Nachdem die Schulanfänger im gleichen Ryhthmus geantwortet haben, wiederholt Beck die Begrüßung noch mehrmals: begleitet mit Bodypercussion, in variierten Rhythmen, er spricht einige Silben laut, leise, hoch und tief, stets beantwortet von den Kindern. Anschließend liest Beck eine Geschichte vor, wird dabei aber immer wieder unterbrochen – nämlich wenn die Kinder meinen, dass es etwas zu vertonen oder lautmalerisch umzusetzen gibt. Einige Kinder koordinieren auch bereits selbstständig komplexere Aktionen. Das Resultat ist eine improvisierte und doch aufeinander abgestimmte Hörspielkomposition, in der die Kinder kreativ ihre Ideen und Möglichkeiten einbringen können.

Unterrichtseinheiten wie diese gehören in der Gemeinschaftsgrundschule am Manderscheider Platz in Köln seit Beginn des Projekts „MuProMandi“ zum Alltag. In Kooperation mit der Jazzhausschule Köln entwickeln Künstler und Pädagogen ein Musikprofil mit Schwerpunkt auf der Vermittlung von Neuer Musik. „Die Kinder vom Manderscheider Platz erschließen sich bei ‚MuProMandi‘ einen eigenen Zugang zu Neuer und improvisierter Musik.
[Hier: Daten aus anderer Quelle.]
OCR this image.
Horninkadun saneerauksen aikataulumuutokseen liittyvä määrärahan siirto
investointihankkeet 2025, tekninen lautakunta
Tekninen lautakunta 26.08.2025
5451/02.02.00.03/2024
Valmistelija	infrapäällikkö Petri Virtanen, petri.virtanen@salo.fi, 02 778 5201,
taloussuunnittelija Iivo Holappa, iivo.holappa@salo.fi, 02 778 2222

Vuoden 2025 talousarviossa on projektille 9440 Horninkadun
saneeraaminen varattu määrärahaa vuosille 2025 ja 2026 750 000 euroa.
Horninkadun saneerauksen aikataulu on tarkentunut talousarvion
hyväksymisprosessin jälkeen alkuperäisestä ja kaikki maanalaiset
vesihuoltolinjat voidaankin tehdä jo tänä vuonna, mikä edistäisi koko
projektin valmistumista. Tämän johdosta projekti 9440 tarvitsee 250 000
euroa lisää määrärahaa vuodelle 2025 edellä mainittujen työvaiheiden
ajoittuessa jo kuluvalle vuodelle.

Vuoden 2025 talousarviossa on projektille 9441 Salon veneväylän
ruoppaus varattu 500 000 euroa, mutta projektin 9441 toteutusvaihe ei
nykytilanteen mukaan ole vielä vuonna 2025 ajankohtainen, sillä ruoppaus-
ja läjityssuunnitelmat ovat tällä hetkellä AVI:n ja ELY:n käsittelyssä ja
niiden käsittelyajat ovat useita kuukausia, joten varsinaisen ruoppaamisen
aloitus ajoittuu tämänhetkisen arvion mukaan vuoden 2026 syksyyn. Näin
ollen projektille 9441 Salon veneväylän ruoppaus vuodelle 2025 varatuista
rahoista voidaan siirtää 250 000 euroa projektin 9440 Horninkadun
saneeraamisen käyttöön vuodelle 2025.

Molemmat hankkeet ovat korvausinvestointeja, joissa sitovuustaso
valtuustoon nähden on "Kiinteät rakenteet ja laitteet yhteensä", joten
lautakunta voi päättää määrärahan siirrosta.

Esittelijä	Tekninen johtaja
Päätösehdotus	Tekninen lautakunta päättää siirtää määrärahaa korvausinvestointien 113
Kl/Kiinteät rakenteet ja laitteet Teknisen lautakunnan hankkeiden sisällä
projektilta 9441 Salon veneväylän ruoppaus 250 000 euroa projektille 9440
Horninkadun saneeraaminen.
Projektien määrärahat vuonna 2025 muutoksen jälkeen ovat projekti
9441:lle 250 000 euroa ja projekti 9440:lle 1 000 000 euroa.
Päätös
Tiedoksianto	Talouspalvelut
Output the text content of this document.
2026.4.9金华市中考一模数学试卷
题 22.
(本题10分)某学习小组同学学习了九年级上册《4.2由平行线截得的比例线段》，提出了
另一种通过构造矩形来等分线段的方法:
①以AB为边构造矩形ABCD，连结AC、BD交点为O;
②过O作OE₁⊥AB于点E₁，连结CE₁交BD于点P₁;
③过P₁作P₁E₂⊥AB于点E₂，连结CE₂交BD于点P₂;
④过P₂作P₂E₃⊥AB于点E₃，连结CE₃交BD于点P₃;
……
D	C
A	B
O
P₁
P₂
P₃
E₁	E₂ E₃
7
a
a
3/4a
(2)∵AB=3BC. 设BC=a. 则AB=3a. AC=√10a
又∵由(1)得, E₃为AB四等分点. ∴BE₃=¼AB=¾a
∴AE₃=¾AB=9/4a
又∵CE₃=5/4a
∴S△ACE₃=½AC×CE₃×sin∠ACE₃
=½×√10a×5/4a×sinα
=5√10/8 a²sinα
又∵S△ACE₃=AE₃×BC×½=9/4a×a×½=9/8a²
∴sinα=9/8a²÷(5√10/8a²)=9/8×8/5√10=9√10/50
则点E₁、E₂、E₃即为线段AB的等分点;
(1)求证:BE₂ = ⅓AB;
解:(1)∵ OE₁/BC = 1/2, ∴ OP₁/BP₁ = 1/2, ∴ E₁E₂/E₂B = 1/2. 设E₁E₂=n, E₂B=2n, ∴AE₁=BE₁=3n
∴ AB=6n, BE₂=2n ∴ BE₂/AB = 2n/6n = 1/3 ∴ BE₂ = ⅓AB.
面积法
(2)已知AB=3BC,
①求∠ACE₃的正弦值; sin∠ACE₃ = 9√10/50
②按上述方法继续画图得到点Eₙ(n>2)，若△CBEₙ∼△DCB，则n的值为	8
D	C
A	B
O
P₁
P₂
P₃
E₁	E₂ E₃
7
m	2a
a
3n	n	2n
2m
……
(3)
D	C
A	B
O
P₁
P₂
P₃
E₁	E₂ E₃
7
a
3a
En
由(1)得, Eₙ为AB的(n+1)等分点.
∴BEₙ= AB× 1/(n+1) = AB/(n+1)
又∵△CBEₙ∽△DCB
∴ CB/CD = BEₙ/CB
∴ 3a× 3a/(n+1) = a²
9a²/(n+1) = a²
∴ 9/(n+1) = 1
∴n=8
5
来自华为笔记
Sie entwickeln und differenzieren ihre eigenen Maßstäbe im Umgang mit Klang und Form“, erläutert Rainer Linke, Leiter der Offenen Jazz Haus Schule. „Sie nutzen ihre Offenheit, ihren Schaffensdrang und ihre forschende Neugier, um bereits existierende oder selbst produzierte improvisierte, experimentelle und aktuelle Musik positiv zu erleben.“ Das wird nicht nur dadurch erreicht, dass gemeinsame Konzertbesuche und Begegnungen mit Künstlern die Kinder, die Eltern und die Lehrer zur aktiven Auseinandersetzung mit dieser Musik anregen. Neue und improvisierte Musik ist hier in den Stundenplan integriert: Über den regulären Unterricht hinaus gibt es im Schulvormittag wöchentlich eine Musikstunde, in der sich die Kinder aktiv mit improvisierter, experimenteller und aktueller Musik beschäftigen – unterstützt von Profimusikern.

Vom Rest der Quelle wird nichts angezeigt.